Utah Wants Its Own Roadless Rule, Which Could Mean Changes For Backcountry Recreation
By Tom Diegel
Tom Diegel has been backcountry skiing and otherwise recreating in Utah for 20 years and built and sold a business based on that experience. He’s the vice president of the Wasatch Backcountry Alliance.
The Roadless Rule was created in 2001 as a way to “provide lasting protection in the context of multiple-use management” for the 60 million acres of roadless areas on our National Forests. It was created after historic public outreach (the most public comments at that time, ever) and limited timber and road building on “backcountry” areas on our National Forests.
It provides protection for landscapes while still allowing for a lot of access and leeway for outdoor activities, including hiking, climbing, mountain biking, and more.

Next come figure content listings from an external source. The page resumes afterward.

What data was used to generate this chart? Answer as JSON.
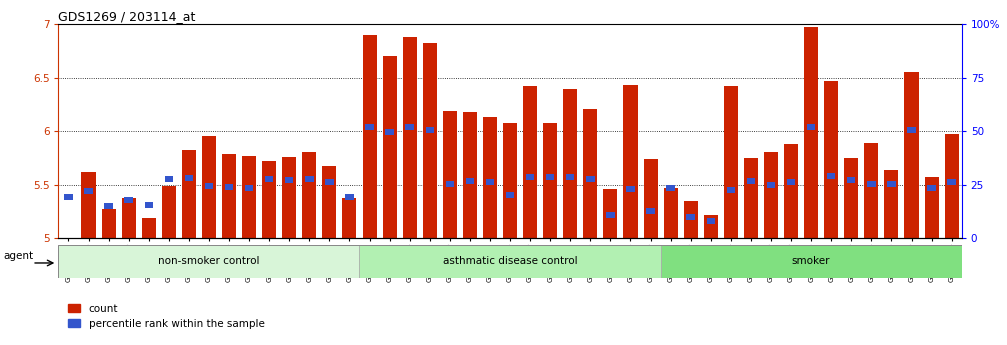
{
  "title": "GDS1269 / 203114_at",
  "samples": [
    "GSM38345",
    "GSM38346",
    "GSM38348",
    "GSM38350",
    "GSM38351",
    "GSM38353",
    "GSM38355",
    "GSM38356",
    "GSM38358",
    "GSM38362",
    "GSM38368",
    "GSM38371",
    "GSM38373",
    "GSM38377",
    "GSM38385",
    "GSM38361",
    "GSM38363",
    "GSM38364",
    "GSM38365",
    "GSM38370",
    "GSM38372",
    "GSM38375",
    "GSM38378",
    "GSM38379",
    "GSM38381",
    "GSM38383",
    "GSM38386",
    "GSM38387",
    "GSM38388",
    "GSM38389",
    "GSM38347",
    "GSM38349",
    "GSM38352",
    "GSM38354",
    "GSM38357",
    "GSM38359",
    "GSM38360",
    "GSM38366",
    "GSM38367",
    "GSM38369",
    "GSM38374",
    "GSM38376",
    "GSM38380",
    "GSM38382",
    "GSM38384"
  ],
  "red_values": [
    5.0,
    5.62,
    5.27,
    5.37,
    5.19,
    5.49,
    5.82,
    5.95,
    5.79,
    5.77,
    5.72,
    5.76,
    5.8,
    5.67,
    5.37,
    6.9,
    6.7,
    6.88,
    6.82,
    6.19,
    6.18,
    6.13,
    6.08,
    6.42,
    6.08,
    6.39,
    6.21,
    5.46,
    6.43,
    5.74,
    5.47,
    5.35,
    5.22,
    6.42,
    5.75,
    5.8,
    5.88,
    6.97,
    6.47,
    5.75,
    5.89,
    5.64,
    6.55,
    5.57,
    5.97
  ],
  "blue_values": [
    5.38,
    5.44,
    5.3,
    5.36,
    5.31,
    5.55,
    5.56,
    5.49,
    5.48,
    5.47,
    5.55,
    5.54,
    5.55,
    5.52,
    5.38,
    6.04,
    5.99,
    6.04,
    6.01,
    5.51,
    5.53,
    5.52,
    5.4,
    5.57,
    5.57,
    5.57,
    5.55,
    5.22,
    5.46,
    5.25,
    5.47,
    5.2,
    5.16,
    5.45,
    5.53,
    5.5,
    5.52,
    6.04,
    5.58,
    5.54,
    5.51,
    5.51,
    6.01,
    5.47,
    5.52
  ],
  "groups": [
    {
      "label": "non-smoker control",
      "start": 0,
      "end": 15
    },
    {
      "label": "asthmatic disease control",
      "start": 15,
      "end": 30
    },
    {
      "label": "smoker",
      "start": 30,
      "end": 45
    }
  ],
  "group_colors": [
    "#d8f5d8",
    "#b2f0b2",
    "#80e080"
  ],
  "ylim_left": [
    5.0,
    7.0
  ],
  "ylim_right": [
    0,
    100
  ],
  "yticks_left": [
    5.0,
    5.5,
    6.0,
    6.5,
    7.0
  ],
  "ytick_labels_left": [
    "5",
    "5.5",
    "6",
    "6.5",
    "7"
  ],
  "yticks_right": [
    0,
    25,
    50,
    75,
    100
  ],
  "ytick_labels_right": [
    "0",
    "25",
    "50",
    "75",
    "100%"
  ],
  "bar_color": "#cc2200",
  "blue_color": "#3355cc",
  "agent_label": "agent"
}
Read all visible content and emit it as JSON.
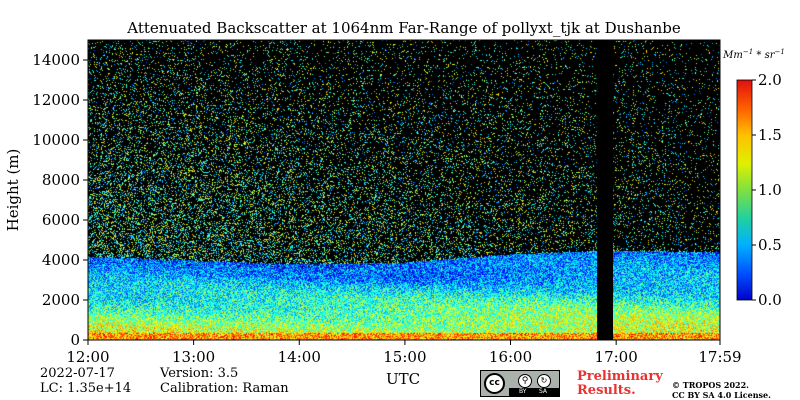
{
  "chart_data": {
    "type": "heatmap",
    "title": "Attenuated Backscatter at 1064nm Far-Range of pollyxt_tjk at Dushanbe",
    "xlabel": "UTC",
    "ylabel": "Height (m)",
    "x_tick_labels": [
      "12:00",
      "13:00",
      "14:00",
      "15:00",
      "16:00",
      "17:00",
      "17:59"
    ],
    "x_tick_hours": [
      12.0,
      13.0,
      14.0,
      15.0,
      16.0,
      17.0,
      17.983
    ],
    "xlim_hours": [
      12.0,
      17.983
    ],
    "y_ticks": [
      0,
      2000,
      4000,
      6000,
      8000,
      10000,
      12000,
      14000
    ],
    "ylim": [
      0,
      15000
    ],
    "colorbar": {
      "label": "Mm^-1 * sr^-1",
      "ticks": [
        0.0,
        0.5,
        1.0,
        1.5,
        2.0
      ],
      "tick_labels": [
        "0.0",
        "0.5",
        "1.0",
        "1.5",
        "2.0"
      ],
      "range": [
        0.0,
        2.0
      ],
      "colormap": "jet"
    },
    "features": {
      "boundary_layer_top_m": [
        4200,
        4000,
        3800,
        3900,
        4300,
        4500,
        4400
      ],
      "data_gap_hours": [
        16.82,
        16.97
      ],
      "surface_layer_top_m": 400
    }
  },
  "info": {
    "date": "2022-07-17",
    "lc": "LC: 1.35e+14",
    "version": "Version: 3.5",
    "calibration": "Calibration: Raman"
  },
  "notice": {
    "preliminary_line1": "Preliminary",
    "preliminary_line2": "Results.",
    "copyright_line1": "© TROPOS 2022.",
    "copyright_line2": "CC BY SA 4.0 License.",
    "badge_cc": "cc",
    "badge_by": "BY",
    "badge_sa": "SA"
  },
  "colors": {
    "background": "#000000",
    "preliminary": "#e8322e",
    "badge": "#aab2ab"
  }
}
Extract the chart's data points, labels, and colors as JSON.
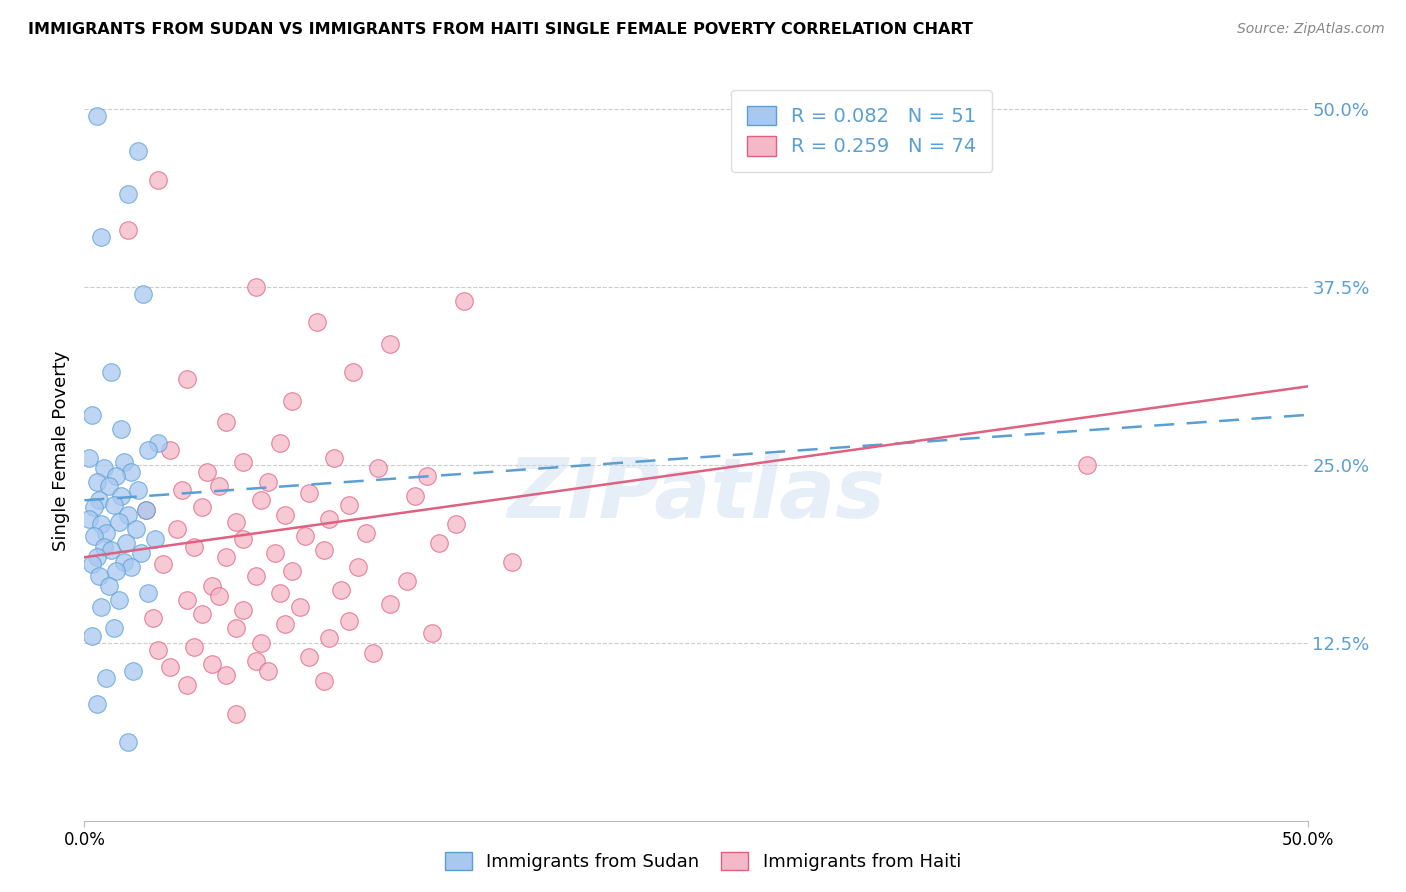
{
  "title": "IMMIGRANTS FROM SUDAN VS IMMIGRANTS FROM HAITI SINGLE FEMALE POVERTY CORRELATION CHART",
  "source": "Source: ZipAtlas.com",
  "ylabel": "Single Female Poverty",
  "ytick_values": [
    12.5,
    25.0,
    37.5,
    50.0
  ],
  "xtick_labels": [
    "0.0%",
    "50.0%"
  ],
  "xtick_positions": [
    0,
    50
  ],
  "xlim": [
    0,
    50
  ],
  "ylim": [
    0,
    52
  ],
  "sudan_R": "0.082",
  "sudan_N": "51",
  "haiti_R": "0.259",
  "haiti_N": "74",
  "sudan_color": "#a8c8f0",
  "haiti_color": "#f5b8c8",
  "sudan_edge_color": "#5a9fd4",
  "haiti_edge_color": "#e06080",
  "sudan_line_color": "#5a9fd4",
  "haiti_line_color": "#e06080",
  "grid_color": "#cccccc",
  "right_tick_color": "#5a9fd4",
  "watermark": "ZIPatlas",
  "legend_label_sudan": "Immigrants from Sudan",
  "legend_label_haiti": "Immigrants from Haiti",
  "sudan_points_x": [
    0.5,
    2.2,
    1.8,
    0.7,
    2.4,
    1.1,
    0.3,
    1.5,
    3.0,
    2.6,
    0.2,
    1.6,
    0.8,
    1.9,
    1.3,
    0.5,
    1.0,
    2.2,
    1.5,
    0.6,
    1.2,
    0.4,
    2.5,
    1.8,
    0.2,
    1.4,
    0.7,
    2.1,
    0.9,
    0.4,
    2.9,
    1.7,
    0.8,
    1.1,
    2.3,
    0.5,
    1.6,
    0.3,
    1.9,
    1.3,
    0.6,
    1.0,
    2.6,
    1.4,
    0.7,
    1.2,
    0.3,
    2.0,
    0.9,
    0.5,
    1.8
  ],
  "sudan_points_y": [
    49.5,
    47.0,
    44.0,
    41.0,
    37.0,
    31.5,
    28.5,
    27.5,
    26.5,
    26.0,
    25.5,
    25.2,
    24.8,
    24.5,
    24.2,
    23.8,
    23.5,
    23.2,
    22.8,
    22.5,
    22.2,
    22.0,
    21.8,
    21.5,
    21.2,
    21.0,
    20.8,
    20.5,
    20.2,
    20.0,
    19.8,
    19.5,
    19.2,
    19.0,
    18.8,
    18.5,
    18.2,
    18.0,
    17.8,
    17.5,
    17.2,
    16.5,
    16.0,
    15.5,
    15.0,
    13.5,
    13.0,
    10.5,
    10.0,
    8.2,
    5.5
  ],
  "haiti_points_x": [
    3.0,
    1.8,
    7.0,
    9.5,
    12.5,
    11.0,
    8.5,
    5.8,
    4.2,
    15.5,
    8.0,
    3.5,
    10.2,
    6.5,
    12.0,
    5.0,
    14.0,
    7.5,
    5.5,
    4.0,
    9.2,
    13.5,
    7.2,
    10.8,
    4.8,
    2.5,
    8.2,
    10.0,
    6.2,
    15.2,
    3.8,
    11.5,
    9.0,
    6.5,
    14.5,
    4.5,
    9.8,
    7.8,
    5.8,
    17.5,
    3.2,
    11.2,
    8.5,
    7.0,
    13.2,
    5.2,
    10.5,
    8.0,
    5.5,
    4.2,
    12.5,
    8.8,
    6.5,
    4.8,
    2.8,
    10.8,
    8.2,
    6.2,
    41.0,
    14.2,
    10.0,
    7.2,
    4.5,
    3.0,
    11.8,
    9.2,
    7.0,
    5.2,
    3.5,
    7.5,
    5.8,
    9.8,
    4.2,
    6.2
  ],
  "haiti_points_y": [
    45.0,
    41.5,
    37.5,
    35.0,
    33.5,
    31.5,
    29.5,
    28.0,
    31.0,
    36.5,
    26.5,
    26.0,
    25.5,
    25.2,
    24.8,
    24.5,
    24.2,
    23.8,
    23.5,
    23.2,
    23.0,
    22.8,
    22.5,
    22.2,
    22.0,
    21.8,
    21.5,
    21.2,
    21.0,
    20.8,
    20.5,
    20.2,
    20.0,
    19.8,
    19.5,
    19.2,
    19.0,
    18.8,
    18.5,
    18.2,
    18.0,
    17.8,
    17.5,
    17.2,
    16.8,
    16.5,
    16.2,
    16.0,
    15.8,
    15.5,
    15.2,
    15.0,
    14.8,
    14.5,
    14.2,
    14.0,
    13.8,
    13.5,
    25.0,
    13.2,
    12.8,
    12.5,
    12.2,
    12.0,
    11.8,
    11.5,
    11.2,
    11.0,
    10.8,
    10.5,
    10.2,
    9.8,
    9.5,
    7.5
  ],
  "sudan_line_x": [
    0,
    50
  ],
  "sudan_line_y": [
    22.5,
    28.5
  ],
  "haiti_line_x": [
    0,
    50
  ],
  "haiti_line_y": [
    18.5,
    30.5
  ]
}
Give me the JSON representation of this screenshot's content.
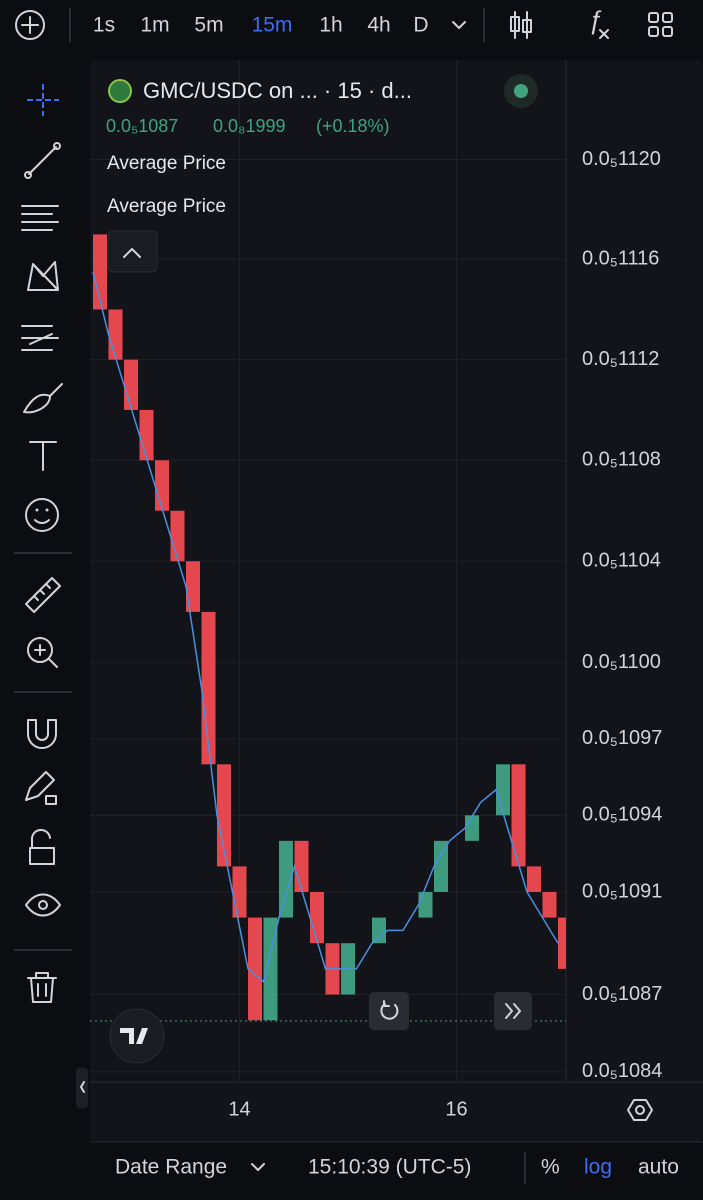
{
  "toolbar": {
    "intervals": [
      "1s",
      "1m",
      "5m",
      "15m",
      "1h",
      "4h",
      "D"
    ],
    "active": 3
  },
  "legend": {
    "symbol": "GMC/USDC on ... · 15 · d...",
    "price": "0.0₅1087",
    "change": "0.0₈1999",
    "change_percent": "(+0.18%)",
    "indicators": [
      "Average Price",
      "Average Price"
    ]
  },
  "chart_data": {
    "type": "candlestick",
    "categories": [
      null,
      null,
      null,
      null,
      null,
      null,
      null,
      null,
      null,
      "14",
      null,
      null,
      null,
      null,
      null,
      null,
      null,
      null,
      null,
      null,
      null,
      null,
      null,
      "16",
      null,
      null,
      null,
      null,
      null,
      null,
      null
    ],
    "open": [
      1.117e-06,
      1.114e-06,
      1.112e-06,
      1.11e-06,
      1.108e-06,
      1.106e-06,
      1.104e-06,
      1.102e-06,
      1.096e-06,
      1.092e-06,
      1.09e-06,
      1.086e-06,
      1.09e-06,
      1.093e-06,
      1.091e-06,
      1.089e-06,
      1.087e-06,
      null,
      1.089e-06,
      null,
      null,
      1.09e-06,
      1.091e-06,
      null,
      1.093e-06,
      null,
      1.094e-06,
      1.096e-06,
      1.092e-06,
      1.091e-06,
      1.09e-06
    ],
    "close": [
      1.114e-06,
      1.112e-06,
      1.11e-06,
      1.108e-06,
      1.106e-06,
      1.104e-06,
      1.102e-06,
      1.096e-06,
      1.092e-06,
      1.09e-06,
      1.086e-06,
      1.09e-06,
      1.093e-06,
      1.091e-06,
      1.089e-06,
      1.087e-06,
      1.089e-06,
      null,
      1.09e-06,
      null,
      null,
      1.091e-06,
      1.093e-06,
      null,
      1.094e-06,
      null,
      1.096e-06,
      1.092e-06,
      1.091e-06,
      1.09e-06,
      1.088e-06
    ],
    "up_color": "#3f9b7d",
    "down_color": "#e5474f",
    "line": {
      "name": "Average Price",
      "color": "#4a90e2",
      "values": [
        1.1155e-06,
        1.113e-06,
        1.111e-06,
        1.109e-06,
        1.107e-06,
        1.105e-06,
        1.103e-06,
        1.099e-06,
        1.094e-06,
        1.091e-06,
        1.088e-06,
        1.0875e-06,
        1.09e-06,
        1.092e-06,
        1.09e-06,
        1.088e-06,
        1.088e-06,
        1.088e-06,
        1.089e-06,
        1.0895e-06,
        1.0895e-06,
        1.0905e-06,
        1.092e-06,
        1.093e-06,
        1.0935e-06,
        1.0945e-06,
        1.095e-06,
        1.093e-06,
        1.091e-06,
        1.09e-06,
        1.089e-06
      ]
    },
    "log": true,
    "grid": true,
    "ylim": [
      1.0836e-06,
      1.124e-06
    ],
    "yticks": [
      {
        "value": 1.12e-06,
        "label": "0.0₅1120"
      },
      {
        "value": 1.116e-06,
        "label": "0.0₅1116"
      },
      {
        "value": 1.112e-06,
        "label": "0.0₅1112"
      },
      {
        "value": 1.108e-06,
        "label": "0.0₅1108"
      },
      {
        "value": 1.104e-06,
        "label": "0.0₅1104"
      },
      {
        "value": 1.1e-06,
        "label": "0.0₅1100"
      },
      {
        "value": 1.097e-06,
        "label": "0.0₅1097"
      },
      {
        "value": 1.094e-06,
        "label": "0.0₅1094"
      },
      {
        "value": 1.091e-06,
        "label": "0.0₅1091"
      },
      {
        "value": 1.087e-06,
        "label": "0.0₅1087"
      },
      {
        "value": 1.084e-06,
        "label": "0.0₅1084"
      }
    ]
  },
  "footer": {
    "date_range": "Date Range",
    "time": "15:10:39 (UTC-5)",
    "percent": "%",
    "log": "log",
    "auto": "auto"
  }
}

There have been a number of threats to the Roadless Rule in recent years, most recently in Alaska, but now Utah is following suit. In October, the state of Utah announced that it would petition the U.S. Forest Service for a Utah-specific Roadless Rule. A few other states (including Colorado and Idaho) have done this, and these Rules have mostly turned out well. Utah’s goal for getting a state-specific Rule is less clear. Though they have mentioned wildfire suppression interests and the need for new road building, it may also lead to timber or oil and gas development.
On October 23, I attended a public meeting in Salt Lake City organized by the county, to hear more about the state’s plans for the Roadless Rule. Each county has been tasked to recommend a category of use for roadless areas. The categories the state has suggested, as far as we could tell, were all the same or less protective than the current Roadless Rule so mostly this would mean downgrading protection on a lot of lands that are valuable to people who love outdoor recreation.
The timeline seems rushed. The counties are charged with delivering their recommendations by November 1, which is both awfully close to the only public meeting and to the election. The state is putting together a stakeholder group (which it didn’t share much information about) and planning to file its official petition with the Forest Service in early 2019. It seemed that the folks attending the meeting were generally supportive of the existing Roadless Rule and continued protections for Utah’s backcountry, and it was unnerving to see the state trying to take over without fair input from locals. A lot of us are guessing that some developers are seeing this as an “in” to resource extraction or development in the canyons or other public lands around the state.
The Governor’s office spokesperson was gamely trying to justify what they were doing to a lot of skeptical folks attending the meeting, mentioning wildfire suppression and beetle kill to remove dead timber. These are admirable goals but it’s not clear why the states should be the experts on forest health instead of local Forest Service offices, and nearly all of Utah’s forest fires have been caused by human activity…near existing roads. As it is, the local USFS office approved all 34 exemptions that were applied for by local forest managers, so it is unclear why the state feels compelled to formally take control of the forests other than their ongoing obsession with state ownership and management of all of the federal lands within Utah’s borders.
In a conversation with a Forest Service employee, I mentioned that it struck me that Utah’s Congressional delegation, including Sen. Hatch, Sen. Lee, and Reps. Chaffetz and Bishop have a good strategy of joining with their counterparts to starve the Forest Service so that they don’t have enough resources to address things like wildfires effectively, and then they call up state officials to encourage them to propose “helping” the Forest Service, since they are so starved. The Forest Service official ruefully and tactfully said that my observation was surprisingly accurate.
Overall, while state-specific rules can work really well, Utah seems motivated more by resource extraction and road building than it does by improving public lands management.